The New Currency of Power in the Geopolitical Arena

The emergence of artificial intelligence as an instrument of power has redrawn the geopolitical landscape, where sovereignty is now measured by a nation’s ability to develop and control cutting-edge technology. Algorithms and social media platforms wield unprecedented influence – capable of shaping critical decision-making processes and unleashing waves of disinformation through mass-produced deepfakes. At the epicentre of this transformation stand those nations dominating semiconductor supply chains and amassing vast data troves through advanced AI systems. This technological hegemony translates directly into economic leadership and military supremacy, carrying profound potential for global domination.

The militarisation of AI introduces particularly alarming dimensions to this contest. Automated systems now participate in strategic decision-making, enhancing military “efficiency” while eroding the human element essential for diplomatic nuance and post-conflict reconciliation. The concentration of algorithmic power among few actors creates dangerous opportunities for abuse and complicates coordinated responses to unforeseen crises.

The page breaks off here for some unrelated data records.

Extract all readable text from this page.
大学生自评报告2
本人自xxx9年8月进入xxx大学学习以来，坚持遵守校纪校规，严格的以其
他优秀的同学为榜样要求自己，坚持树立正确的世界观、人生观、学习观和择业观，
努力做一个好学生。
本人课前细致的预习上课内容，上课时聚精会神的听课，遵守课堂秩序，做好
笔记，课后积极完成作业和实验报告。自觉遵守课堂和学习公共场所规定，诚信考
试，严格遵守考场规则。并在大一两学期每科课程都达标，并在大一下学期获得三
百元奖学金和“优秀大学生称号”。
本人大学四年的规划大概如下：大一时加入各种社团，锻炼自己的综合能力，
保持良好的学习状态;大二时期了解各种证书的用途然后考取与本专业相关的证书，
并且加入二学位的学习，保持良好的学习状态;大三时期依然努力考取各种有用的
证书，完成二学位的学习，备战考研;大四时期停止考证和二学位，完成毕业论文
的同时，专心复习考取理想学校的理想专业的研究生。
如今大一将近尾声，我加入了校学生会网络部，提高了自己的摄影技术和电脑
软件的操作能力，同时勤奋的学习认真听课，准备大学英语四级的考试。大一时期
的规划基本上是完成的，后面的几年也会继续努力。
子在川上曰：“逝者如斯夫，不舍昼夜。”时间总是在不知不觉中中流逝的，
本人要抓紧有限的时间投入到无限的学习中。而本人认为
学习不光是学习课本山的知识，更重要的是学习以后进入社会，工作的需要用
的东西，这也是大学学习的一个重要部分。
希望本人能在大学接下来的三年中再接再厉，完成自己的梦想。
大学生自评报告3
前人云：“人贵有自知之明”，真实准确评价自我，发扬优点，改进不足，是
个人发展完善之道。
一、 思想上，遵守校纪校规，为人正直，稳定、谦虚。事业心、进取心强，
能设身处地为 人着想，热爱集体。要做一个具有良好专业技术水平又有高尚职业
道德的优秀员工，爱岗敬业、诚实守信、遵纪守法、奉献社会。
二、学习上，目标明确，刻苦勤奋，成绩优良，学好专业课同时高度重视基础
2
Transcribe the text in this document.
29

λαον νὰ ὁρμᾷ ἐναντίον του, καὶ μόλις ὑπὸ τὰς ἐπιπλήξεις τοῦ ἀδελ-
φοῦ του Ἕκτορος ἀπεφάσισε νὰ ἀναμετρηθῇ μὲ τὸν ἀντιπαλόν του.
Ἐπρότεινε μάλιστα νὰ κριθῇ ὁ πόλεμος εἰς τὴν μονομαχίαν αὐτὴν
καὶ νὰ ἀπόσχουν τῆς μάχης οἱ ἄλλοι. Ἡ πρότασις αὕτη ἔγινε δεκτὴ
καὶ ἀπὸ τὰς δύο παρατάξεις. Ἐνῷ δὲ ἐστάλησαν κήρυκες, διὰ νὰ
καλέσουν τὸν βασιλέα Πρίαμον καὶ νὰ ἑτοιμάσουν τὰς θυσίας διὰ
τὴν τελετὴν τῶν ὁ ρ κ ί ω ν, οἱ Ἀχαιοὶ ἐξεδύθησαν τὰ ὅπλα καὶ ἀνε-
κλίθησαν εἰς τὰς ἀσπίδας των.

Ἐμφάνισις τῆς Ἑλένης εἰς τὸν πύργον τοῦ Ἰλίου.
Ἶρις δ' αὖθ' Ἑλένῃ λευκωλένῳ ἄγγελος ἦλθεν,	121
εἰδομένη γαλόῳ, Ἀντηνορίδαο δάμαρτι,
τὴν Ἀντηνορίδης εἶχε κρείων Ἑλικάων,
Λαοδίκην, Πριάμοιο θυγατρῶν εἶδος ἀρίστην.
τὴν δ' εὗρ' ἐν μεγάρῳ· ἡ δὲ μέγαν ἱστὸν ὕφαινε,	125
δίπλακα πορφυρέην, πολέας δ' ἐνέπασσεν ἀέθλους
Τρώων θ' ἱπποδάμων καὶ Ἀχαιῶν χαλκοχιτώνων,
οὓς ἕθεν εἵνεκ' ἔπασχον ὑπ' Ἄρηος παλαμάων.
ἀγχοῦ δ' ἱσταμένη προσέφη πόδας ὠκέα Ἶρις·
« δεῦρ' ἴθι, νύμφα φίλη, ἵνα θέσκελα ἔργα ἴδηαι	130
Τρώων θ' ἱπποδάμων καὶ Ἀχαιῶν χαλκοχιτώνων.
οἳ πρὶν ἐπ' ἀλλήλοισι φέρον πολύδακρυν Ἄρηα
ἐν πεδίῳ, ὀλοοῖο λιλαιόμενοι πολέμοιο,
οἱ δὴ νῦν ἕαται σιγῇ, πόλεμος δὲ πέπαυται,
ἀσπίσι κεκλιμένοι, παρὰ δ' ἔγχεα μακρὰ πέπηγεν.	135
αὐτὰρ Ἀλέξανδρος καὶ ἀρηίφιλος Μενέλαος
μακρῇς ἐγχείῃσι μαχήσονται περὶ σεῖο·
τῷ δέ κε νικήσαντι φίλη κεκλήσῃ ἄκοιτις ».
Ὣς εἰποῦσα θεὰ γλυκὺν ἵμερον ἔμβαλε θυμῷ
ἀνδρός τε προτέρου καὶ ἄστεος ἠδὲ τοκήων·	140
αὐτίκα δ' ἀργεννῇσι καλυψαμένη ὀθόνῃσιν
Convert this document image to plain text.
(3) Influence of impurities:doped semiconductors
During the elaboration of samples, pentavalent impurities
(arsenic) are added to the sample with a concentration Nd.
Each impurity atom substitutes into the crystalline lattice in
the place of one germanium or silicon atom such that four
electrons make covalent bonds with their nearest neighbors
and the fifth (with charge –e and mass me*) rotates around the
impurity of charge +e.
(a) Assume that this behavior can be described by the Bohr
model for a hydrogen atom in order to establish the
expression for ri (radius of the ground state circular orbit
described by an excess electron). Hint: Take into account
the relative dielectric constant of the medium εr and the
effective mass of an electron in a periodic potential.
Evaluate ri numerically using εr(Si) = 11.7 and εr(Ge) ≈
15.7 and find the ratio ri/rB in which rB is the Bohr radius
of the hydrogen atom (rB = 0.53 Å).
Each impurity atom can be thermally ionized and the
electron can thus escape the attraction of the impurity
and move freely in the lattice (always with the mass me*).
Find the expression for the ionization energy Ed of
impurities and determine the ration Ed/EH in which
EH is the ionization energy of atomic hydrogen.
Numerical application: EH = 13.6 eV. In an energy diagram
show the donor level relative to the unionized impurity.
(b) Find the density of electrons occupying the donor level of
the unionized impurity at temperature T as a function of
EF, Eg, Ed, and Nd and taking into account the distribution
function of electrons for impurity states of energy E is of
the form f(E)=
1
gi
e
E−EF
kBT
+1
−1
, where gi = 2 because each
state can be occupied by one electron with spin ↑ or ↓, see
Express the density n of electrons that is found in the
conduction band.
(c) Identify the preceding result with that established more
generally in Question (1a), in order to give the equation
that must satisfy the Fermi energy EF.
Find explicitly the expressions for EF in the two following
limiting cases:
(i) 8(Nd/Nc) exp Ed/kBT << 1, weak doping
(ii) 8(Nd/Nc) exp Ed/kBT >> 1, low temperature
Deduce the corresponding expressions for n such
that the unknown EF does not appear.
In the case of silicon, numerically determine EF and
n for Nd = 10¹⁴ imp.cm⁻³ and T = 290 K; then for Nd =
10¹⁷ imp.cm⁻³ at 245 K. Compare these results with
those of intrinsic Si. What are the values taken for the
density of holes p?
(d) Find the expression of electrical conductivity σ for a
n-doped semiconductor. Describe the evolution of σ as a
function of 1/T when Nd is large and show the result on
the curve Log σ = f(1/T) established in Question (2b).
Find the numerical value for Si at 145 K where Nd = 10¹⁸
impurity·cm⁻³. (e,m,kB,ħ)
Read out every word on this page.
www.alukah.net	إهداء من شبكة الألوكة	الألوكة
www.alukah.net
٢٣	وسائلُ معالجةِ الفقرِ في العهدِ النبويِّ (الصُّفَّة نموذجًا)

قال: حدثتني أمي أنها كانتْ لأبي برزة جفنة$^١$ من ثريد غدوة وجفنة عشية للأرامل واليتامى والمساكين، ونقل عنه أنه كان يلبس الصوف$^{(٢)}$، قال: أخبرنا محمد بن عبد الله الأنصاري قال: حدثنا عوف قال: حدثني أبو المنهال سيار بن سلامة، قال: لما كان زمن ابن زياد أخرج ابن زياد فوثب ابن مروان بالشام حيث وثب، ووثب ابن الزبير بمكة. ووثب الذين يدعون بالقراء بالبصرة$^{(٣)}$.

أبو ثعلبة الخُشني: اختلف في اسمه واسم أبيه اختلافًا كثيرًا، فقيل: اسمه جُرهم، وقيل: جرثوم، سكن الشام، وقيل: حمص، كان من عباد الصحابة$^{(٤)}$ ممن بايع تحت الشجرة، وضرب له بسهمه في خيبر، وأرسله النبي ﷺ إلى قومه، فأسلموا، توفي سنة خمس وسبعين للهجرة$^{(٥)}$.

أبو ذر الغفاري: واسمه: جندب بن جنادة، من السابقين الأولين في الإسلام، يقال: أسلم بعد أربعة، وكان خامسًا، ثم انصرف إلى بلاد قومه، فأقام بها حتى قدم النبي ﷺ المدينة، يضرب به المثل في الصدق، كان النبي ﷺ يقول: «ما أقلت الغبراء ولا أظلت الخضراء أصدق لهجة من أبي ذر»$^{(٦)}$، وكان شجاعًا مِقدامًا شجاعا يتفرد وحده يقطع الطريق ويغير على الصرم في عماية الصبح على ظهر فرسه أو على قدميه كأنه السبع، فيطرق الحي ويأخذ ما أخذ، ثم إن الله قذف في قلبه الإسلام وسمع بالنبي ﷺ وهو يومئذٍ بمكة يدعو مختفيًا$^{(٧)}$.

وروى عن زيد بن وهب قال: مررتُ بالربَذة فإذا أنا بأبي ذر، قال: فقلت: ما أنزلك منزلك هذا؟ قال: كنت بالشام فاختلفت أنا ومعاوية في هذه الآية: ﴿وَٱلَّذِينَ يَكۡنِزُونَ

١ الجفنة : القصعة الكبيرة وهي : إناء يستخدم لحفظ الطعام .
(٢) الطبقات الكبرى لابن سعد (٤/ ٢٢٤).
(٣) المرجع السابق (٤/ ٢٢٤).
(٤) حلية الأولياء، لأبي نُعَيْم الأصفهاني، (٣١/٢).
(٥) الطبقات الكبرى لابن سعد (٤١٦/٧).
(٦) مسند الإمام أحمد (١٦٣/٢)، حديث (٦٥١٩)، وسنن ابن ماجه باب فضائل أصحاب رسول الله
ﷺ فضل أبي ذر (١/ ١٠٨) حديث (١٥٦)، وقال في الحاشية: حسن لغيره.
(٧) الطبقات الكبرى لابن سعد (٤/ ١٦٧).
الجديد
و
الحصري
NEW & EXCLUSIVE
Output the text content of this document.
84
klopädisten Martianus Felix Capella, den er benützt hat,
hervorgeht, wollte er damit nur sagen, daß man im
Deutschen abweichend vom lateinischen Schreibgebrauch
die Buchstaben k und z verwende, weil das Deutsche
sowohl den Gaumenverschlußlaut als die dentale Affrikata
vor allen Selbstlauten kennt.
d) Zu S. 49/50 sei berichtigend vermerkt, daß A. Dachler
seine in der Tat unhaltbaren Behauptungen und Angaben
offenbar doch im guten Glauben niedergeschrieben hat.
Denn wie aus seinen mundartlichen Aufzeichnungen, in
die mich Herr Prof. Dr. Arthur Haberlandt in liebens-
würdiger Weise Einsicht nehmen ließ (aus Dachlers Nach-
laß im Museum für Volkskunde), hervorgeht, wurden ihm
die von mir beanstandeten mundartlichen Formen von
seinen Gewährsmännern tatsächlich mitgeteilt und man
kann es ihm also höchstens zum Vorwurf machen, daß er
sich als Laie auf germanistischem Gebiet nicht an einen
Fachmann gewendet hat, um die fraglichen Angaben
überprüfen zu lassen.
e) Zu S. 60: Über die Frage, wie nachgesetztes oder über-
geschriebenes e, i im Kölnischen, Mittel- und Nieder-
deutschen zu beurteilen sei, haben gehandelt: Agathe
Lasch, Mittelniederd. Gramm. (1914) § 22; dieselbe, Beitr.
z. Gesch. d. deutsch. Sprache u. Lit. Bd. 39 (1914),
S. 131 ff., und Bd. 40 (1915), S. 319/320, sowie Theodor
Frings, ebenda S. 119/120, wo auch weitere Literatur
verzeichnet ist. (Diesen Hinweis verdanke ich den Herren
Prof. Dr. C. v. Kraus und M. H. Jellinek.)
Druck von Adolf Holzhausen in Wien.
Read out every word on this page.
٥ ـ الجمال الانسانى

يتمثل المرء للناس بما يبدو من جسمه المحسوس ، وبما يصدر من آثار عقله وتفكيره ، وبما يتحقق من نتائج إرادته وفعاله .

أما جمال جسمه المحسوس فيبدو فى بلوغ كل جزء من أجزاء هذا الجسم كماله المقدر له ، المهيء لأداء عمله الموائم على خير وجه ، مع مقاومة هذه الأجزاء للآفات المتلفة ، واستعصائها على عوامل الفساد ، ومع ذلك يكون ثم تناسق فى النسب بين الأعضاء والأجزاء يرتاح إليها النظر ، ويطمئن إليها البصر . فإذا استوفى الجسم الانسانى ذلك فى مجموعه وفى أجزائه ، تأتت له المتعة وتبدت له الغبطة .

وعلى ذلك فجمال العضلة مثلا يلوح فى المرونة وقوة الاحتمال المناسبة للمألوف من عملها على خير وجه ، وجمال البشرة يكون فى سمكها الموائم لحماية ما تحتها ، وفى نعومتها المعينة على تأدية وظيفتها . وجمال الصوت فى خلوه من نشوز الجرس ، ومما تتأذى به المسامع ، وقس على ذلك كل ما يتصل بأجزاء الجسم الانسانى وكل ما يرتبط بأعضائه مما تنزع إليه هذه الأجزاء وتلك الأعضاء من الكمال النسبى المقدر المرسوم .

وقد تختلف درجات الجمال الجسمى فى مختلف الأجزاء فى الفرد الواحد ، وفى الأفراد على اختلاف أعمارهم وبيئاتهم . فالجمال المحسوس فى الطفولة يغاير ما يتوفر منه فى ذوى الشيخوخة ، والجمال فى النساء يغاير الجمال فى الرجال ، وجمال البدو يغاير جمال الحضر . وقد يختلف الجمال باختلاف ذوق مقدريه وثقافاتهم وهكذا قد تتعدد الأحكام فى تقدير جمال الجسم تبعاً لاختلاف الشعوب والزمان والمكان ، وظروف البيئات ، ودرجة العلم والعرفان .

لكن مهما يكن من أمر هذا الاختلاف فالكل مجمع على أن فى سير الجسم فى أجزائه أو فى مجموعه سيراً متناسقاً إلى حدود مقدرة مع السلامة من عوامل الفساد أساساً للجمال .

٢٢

Establishing robust, multilateral and ethical international frameworks for AI development has become imperative. The European Union’s AI Act offers a potential blueprint, despite Europe’s limited capacity to compete technologically with the US and China. Effective regulation must serve dual purposes: safeguarding technological sovereignty while promoting global governance structures that protect fundamental rights. Without concerted action, Vladimir Putin’s 2017 warning may transition from prophecy to reality: “Artificial intelligence is the future, not only for Russia, but for all humankind. It comes with colossal opportunities, but also threats that are difficult to predict. Whoever becomes the leader in this sphere will become the ruler of the world.”